Saturday, October 3, 2015

Two Bedroom Airbnbs From Now On

Three days into this 31 day challenge, and I'm already behind. Traveling has thrown me through a loop, and unless I want to go sit in the hotel bathroom to type (I don't), I have no choice but to write later and backdate the post. Cheating? A little bit.

Here's the thing. We'd gotten baby on a great routine and she was finally putting herself to sleep. It was a thing of beauty. And then we had to go travel and completely destroy that routine due to sharing a hotel room. Worth it? Yes and no.

When it comes to things like traveling and attending weddings and in my case officiating at weddings, I'm torn between loving these opportunities and dreading having to care for baby at the same time. When I'm at home doing the day-to-day routine, I don't really notice that my life has taken a major shift. It's just the new norm. But when I'm presented with the opportunity for something out of the ordinary, I'm blatantly reminded that I once had the freedom that comes with being child-free and am no longer able to enjoy that freedom.

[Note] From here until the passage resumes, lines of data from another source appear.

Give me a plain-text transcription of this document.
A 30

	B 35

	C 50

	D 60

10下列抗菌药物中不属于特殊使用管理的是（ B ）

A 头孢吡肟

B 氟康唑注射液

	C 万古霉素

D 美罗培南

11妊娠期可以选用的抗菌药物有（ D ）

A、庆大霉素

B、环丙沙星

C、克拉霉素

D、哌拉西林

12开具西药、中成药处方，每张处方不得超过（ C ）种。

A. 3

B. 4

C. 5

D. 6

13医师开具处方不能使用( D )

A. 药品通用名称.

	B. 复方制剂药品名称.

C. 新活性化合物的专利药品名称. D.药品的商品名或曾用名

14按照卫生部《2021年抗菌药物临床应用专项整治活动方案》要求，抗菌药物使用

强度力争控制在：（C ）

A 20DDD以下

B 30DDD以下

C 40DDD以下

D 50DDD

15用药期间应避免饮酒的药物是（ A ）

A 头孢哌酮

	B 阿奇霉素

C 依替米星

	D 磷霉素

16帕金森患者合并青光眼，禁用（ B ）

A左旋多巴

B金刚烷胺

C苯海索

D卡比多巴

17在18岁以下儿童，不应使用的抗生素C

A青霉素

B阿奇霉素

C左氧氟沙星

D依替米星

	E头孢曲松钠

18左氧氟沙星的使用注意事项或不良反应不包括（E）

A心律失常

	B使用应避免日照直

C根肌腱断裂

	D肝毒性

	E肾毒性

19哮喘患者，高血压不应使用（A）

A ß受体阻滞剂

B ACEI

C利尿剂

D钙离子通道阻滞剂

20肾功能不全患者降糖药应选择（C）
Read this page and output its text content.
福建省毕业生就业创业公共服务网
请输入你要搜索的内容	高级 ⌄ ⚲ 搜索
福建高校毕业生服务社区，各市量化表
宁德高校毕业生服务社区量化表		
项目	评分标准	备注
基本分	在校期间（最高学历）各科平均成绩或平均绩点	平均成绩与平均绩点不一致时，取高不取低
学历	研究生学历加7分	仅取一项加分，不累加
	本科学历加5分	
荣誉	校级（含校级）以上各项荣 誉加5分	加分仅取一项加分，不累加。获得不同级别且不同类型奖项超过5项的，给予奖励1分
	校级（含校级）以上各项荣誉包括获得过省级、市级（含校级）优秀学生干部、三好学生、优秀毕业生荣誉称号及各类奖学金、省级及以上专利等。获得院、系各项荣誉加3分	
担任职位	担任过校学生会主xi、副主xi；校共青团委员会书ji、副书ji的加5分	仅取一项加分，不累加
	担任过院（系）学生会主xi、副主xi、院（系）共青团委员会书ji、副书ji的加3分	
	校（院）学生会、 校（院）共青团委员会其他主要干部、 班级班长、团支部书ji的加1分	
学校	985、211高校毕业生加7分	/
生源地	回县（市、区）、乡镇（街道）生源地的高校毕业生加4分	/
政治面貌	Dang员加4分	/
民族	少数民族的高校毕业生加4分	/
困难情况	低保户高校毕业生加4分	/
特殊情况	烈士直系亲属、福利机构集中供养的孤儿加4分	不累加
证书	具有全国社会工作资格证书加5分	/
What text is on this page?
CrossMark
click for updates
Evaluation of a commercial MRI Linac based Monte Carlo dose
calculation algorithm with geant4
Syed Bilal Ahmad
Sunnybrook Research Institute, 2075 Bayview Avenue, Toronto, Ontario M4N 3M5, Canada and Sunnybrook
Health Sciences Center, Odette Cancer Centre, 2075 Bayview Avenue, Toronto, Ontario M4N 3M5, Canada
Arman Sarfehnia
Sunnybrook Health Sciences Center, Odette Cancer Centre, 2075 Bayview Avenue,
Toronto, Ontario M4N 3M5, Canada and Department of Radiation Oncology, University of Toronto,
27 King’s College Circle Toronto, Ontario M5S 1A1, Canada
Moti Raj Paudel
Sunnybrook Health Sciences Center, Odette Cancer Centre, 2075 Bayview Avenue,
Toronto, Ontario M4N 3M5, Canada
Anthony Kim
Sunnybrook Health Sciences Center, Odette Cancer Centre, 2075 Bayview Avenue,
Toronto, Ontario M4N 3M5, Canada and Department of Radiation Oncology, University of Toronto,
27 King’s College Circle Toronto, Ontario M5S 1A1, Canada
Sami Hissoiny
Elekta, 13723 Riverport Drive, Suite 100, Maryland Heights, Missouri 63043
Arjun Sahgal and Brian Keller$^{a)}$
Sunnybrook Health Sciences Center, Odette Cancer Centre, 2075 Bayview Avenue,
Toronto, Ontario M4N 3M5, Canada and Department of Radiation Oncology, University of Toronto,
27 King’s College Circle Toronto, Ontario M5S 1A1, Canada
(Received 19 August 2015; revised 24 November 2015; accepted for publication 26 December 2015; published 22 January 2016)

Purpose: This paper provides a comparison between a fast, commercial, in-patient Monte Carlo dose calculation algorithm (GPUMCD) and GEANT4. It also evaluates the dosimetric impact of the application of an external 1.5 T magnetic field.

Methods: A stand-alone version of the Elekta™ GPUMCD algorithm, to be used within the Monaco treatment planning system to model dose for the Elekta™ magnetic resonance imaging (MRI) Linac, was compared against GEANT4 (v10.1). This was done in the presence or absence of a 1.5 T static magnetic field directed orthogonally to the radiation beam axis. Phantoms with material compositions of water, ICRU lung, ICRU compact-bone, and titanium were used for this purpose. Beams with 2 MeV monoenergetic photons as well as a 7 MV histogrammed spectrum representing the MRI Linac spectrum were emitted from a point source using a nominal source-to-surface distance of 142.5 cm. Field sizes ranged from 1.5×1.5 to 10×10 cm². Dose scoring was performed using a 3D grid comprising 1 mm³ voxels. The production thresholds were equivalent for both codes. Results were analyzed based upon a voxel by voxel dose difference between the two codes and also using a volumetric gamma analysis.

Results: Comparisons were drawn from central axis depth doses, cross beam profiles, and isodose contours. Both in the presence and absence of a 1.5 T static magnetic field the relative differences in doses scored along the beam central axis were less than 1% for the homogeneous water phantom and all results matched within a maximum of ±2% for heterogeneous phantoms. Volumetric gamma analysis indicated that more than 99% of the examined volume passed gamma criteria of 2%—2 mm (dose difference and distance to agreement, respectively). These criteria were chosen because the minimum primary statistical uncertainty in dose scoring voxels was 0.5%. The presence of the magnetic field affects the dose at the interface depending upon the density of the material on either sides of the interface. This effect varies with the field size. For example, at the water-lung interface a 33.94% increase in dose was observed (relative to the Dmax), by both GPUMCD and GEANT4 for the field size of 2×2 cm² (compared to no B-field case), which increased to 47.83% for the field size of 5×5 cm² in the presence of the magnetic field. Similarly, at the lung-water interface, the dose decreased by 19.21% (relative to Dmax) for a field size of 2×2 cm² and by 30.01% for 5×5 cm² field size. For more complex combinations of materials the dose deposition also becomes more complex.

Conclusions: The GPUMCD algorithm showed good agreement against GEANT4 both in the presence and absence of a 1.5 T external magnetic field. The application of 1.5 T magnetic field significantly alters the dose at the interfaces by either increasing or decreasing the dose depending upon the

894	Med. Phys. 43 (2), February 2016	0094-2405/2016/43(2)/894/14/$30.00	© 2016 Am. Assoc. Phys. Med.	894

Like this weekend as we traveled out of town for a family member's wedding. This is one of those activities that we've done before, a few times. Without baby, we could fully jump into the fun that comes with weddings and hanging out with family. We could stay until the bride and groom make their grand exit, and even stay for the after party if there is one. We could drink without much of a care. We could sleep in the next morning and take our time getting back home.

But with baby in tow, all of that changes. While part of me wants to dive head first into the festivities, the mother side of me says "Nope, you've got a little one to care for. If you stay out too late, you'll be in for a world of hurt when baby wakes you up several times before the sun comes up." And so I hold back. I play the responsible parent who refrains from fully engaging in the fun and I sit in a dark hotel room at 9pm, trying to make as little noise as possible while baby sleeps in the pack n play. Meanwhile the rest of the family is out having a blast.

There's part of me that longs to have that old life back. But then my feelings are overridden by joy for this little creature that has entered my life and changed everything. Suddenly sitting in a dark hotel room trying not to wake that little creature doesn't seem like such a bad gig.